Lidz, Waxman et Freedman (2003, cité par Lidz, 2007) ont, quant à eux, testé l’interprétation du syntagme adjectival chez des enfants âgés de 18 mois. Ils cherchaient à observer si, chez les enfants, la représentation en constituants était structurée de façon linéaire (voir exemple 11) ou de façon hiérarchique (comme dans la syntaxe adulte, voir exemple 12).

(11) (12)

Les auteurs ont pour cela étudié l’interprétation de l’élément anaphorique « one » (« un »).
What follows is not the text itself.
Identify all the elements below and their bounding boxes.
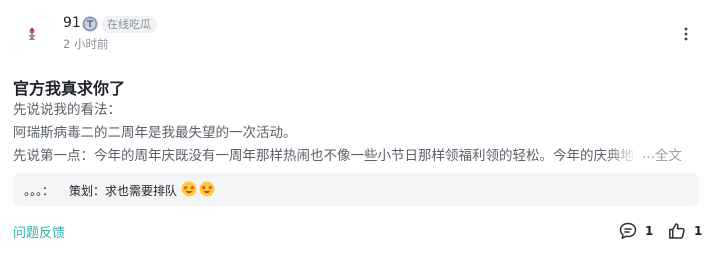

En effet, les éléments anaphoriques, tel que « one », ne peuvent se substituer qu’à des constituants (c’est-à-dire à un seul nœud). Dans une phrase telle que « I’ll play with this red ball and you can play with this one. » (« Je jouerai avec cette balle rouge et tu peux jouer avec celle-là. », exemple extrait de Lidz et al., 2003, cité par Lidz, 2007), l’interprétation de

« one » basée sur une structure linéaire référerait à « ball » (N°), alors que son interprétation basée sur une structure hiérarchique référerait à « red ball » (N’).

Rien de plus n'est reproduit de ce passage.